Time management for artists

The temptation to say yes to every opportunity that comes your way is strong, but it will wreck your focus.

Skylarking 2, 18X24, oil on linen, $1855 unframed.

This week, I cancelled my Cody, WY, workshop. There was nothing wrong with it in concept; it generated a lot of interest. The trouble started when students looked for rental cars. There weren’t any available, and in the nearby larger markets, rental rates were extortionate.

This is nobody’s ‘fault’; it’s an unforeseen result of COVID. However, that doesn’t give me a free pass to ignore the consequences. I still had a lot of clerical work to do to make the cancellation. That—along with the lost work and expense of setting up the workshop up in the first place—is part of the cost of doing business.

This is the time of year when I suddenly notice that I’m making lots of mistakes. That’s because I’m working myself too hard. That’s partly because of summer visitors, but it’s also because of my business model. I live and work in a tourist town, where we make hay while the sun shines.

Skylarking, 24X36, oil on canvas, $3985.

Every year at this time I reach a point where I can’t manage the clerical stuff on my own. There are only two solutions:

  • Scale back, or
  • Hire some of it out.

There are good arguments against either. Scaling back would reduce my income. Hiring is difficult in this market, and it would require raising prices.

To be self-employed without a secretary has only possible because of the remarkable improvement in business efficiency in the last few decades. Take paying bills, for example. It used to be a half-day affair that involved writing checks, addressing and mailing envelopes, and a quaint bookkeeping activity called “balancing the checkbook.” Now I can do it—including checking all accounts for fraudulent activity—in an hour every other week.

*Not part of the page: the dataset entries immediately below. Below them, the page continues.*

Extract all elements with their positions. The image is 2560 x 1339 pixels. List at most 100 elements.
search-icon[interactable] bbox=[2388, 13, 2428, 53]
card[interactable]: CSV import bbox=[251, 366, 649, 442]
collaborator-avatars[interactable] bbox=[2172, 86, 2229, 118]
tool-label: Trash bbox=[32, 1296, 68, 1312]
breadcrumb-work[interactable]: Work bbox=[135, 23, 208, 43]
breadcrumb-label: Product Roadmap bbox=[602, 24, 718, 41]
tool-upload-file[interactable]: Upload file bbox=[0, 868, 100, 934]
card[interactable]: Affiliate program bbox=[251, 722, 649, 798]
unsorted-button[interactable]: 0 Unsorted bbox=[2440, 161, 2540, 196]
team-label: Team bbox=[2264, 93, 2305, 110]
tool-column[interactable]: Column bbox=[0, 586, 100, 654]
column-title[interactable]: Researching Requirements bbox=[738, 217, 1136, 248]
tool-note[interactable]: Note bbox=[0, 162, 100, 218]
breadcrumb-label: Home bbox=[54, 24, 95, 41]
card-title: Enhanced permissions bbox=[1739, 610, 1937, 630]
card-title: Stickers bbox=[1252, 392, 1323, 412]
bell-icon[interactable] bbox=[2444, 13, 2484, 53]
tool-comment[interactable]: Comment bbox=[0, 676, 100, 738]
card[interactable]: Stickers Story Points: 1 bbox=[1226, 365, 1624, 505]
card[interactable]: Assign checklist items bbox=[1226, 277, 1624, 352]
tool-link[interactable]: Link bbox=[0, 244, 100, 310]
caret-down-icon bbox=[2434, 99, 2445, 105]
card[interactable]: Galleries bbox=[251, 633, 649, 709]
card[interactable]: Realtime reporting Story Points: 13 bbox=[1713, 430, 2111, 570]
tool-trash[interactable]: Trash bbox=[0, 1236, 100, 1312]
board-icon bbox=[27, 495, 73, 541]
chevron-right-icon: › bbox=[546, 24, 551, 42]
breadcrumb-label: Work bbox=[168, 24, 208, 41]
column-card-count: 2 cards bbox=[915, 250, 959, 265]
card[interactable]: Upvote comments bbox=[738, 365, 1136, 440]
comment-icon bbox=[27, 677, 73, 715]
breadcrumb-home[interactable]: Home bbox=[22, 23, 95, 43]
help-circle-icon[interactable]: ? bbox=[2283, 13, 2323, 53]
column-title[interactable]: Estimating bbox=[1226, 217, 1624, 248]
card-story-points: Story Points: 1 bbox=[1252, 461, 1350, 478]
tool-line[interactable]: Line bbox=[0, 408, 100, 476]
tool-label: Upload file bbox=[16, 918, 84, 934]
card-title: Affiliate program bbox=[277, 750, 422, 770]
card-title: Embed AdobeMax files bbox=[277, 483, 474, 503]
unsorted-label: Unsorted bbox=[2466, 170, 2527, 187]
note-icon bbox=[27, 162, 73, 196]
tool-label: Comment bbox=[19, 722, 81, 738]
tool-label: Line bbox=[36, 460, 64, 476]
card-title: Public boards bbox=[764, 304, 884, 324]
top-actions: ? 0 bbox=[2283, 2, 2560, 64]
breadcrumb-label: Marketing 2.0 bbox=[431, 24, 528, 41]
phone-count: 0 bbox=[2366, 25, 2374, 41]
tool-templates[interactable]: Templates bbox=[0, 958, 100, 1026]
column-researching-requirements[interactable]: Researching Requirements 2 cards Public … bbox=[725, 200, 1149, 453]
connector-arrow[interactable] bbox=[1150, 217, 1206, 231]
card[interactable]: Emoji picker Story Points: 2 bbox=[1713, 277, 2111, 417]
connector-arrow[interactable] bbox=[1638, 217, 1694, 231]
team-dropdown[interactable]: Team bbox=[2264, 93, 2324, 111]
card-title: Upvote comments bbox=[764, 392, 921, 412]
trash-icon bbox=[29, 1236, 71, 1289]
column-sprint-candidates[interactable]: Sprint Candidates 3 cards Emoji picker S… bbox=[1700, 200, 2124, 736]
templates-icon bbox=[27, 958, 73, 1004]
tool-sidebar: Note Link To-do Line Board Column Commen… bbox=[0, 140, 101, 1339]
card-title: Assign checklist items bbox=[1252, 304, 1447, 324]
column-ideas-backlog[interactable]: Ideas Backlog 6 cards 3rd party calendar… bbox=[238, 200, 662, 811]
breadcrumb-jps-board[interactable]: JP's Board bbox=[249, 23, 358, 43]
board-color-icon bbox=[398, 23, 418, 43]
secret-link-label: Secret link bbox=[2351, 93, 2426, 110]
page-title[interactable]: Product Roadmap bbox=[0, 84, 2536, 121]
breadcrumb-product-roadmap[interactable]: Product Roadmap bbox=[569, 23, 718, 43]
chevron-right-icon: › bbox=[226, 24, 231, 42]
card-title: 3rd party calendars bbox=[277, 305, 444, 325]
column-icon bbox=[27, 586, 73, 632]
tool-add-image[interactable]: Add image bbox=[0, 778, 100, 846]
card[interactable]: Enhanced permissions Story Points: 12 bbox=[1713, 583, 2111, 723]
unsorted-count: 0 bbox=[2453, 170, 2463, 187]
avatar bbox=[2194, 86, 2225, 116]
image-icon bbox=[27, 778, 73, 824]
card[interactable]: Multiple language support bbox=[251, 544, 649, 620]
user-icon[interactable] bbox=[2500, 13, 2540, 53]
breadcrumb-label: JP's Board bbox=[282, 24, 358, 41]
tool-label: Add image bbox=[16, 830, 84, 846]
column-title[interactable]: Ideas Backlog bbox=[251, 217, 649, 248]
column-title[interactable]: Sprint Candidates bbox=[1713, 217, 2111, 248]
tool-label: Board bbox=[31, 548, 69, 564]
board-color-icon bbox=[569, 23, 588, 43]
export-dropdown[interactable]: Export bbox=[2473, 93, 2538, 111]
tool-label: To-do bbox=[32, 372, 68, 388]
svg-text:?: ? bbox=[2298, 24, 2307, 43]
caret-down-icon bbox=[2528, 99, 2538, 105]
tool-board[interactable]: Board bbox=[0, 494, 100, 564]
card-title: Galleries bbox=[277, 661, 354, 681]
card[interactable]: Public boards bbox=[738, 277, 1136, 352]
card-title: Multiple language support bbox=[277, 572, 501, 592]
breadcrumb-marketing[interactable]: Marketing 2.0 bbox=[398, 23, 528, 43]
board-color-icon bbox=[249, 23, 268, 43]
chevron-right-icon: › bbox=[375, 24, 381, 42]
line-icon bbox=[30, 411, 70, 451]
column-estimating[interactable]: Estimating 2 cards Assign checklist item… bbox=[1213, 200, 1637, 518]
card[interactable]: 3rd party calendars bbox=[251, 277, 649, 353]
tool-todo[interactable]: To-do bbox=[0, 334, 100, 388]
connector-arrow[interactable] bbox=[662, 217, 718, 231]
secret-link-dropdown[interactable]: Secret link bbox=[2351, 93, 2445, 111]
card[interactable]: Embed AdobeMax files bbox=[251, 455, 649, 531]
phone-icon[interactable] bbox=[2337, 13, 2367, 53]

Belfast harbor, oil on canvasboard, $1594, framed.

Unfortunately, that has been replaced by other activities that are equally time-consuming. The biggest of these is social media, but it’s the best advertising at our disposal. When artists tell me, “I don’t have time for that,” they’re ignoring the first requirement of business, which is marketing.

Still, the reality for all self-employed people is that there are only 2000 working hours in the year. You have to be able to do all your tasks in that allotted time, or you’ll fail. Years ago, my friend and fellow painter Bobbi Heath taught me a simple time-managementsystem. The take-away lesson is that not everything will get done. Your job as a manager is to figure out which needs to be done most urgently, and to let the chaff fall.

Owls Head, 8X10, $652 framed.

Like most of us, I have a hard time saying no, but saying no doesn’t make me a failure or a bad person. It means I’ve prioritized other activities.

The temptation to say yes to every opportunity that comes your way is strong, especially when you’re just setting out. People will ask you to paint all kinds of things, in all kinds of places. “Your dog, at your wedding reception? What time should I be there?”

But many of these ‘opportunities’ are really just cul de sacs that will spread you too thin, and cost you your focus. If they can’t be done well, don’t do them at all.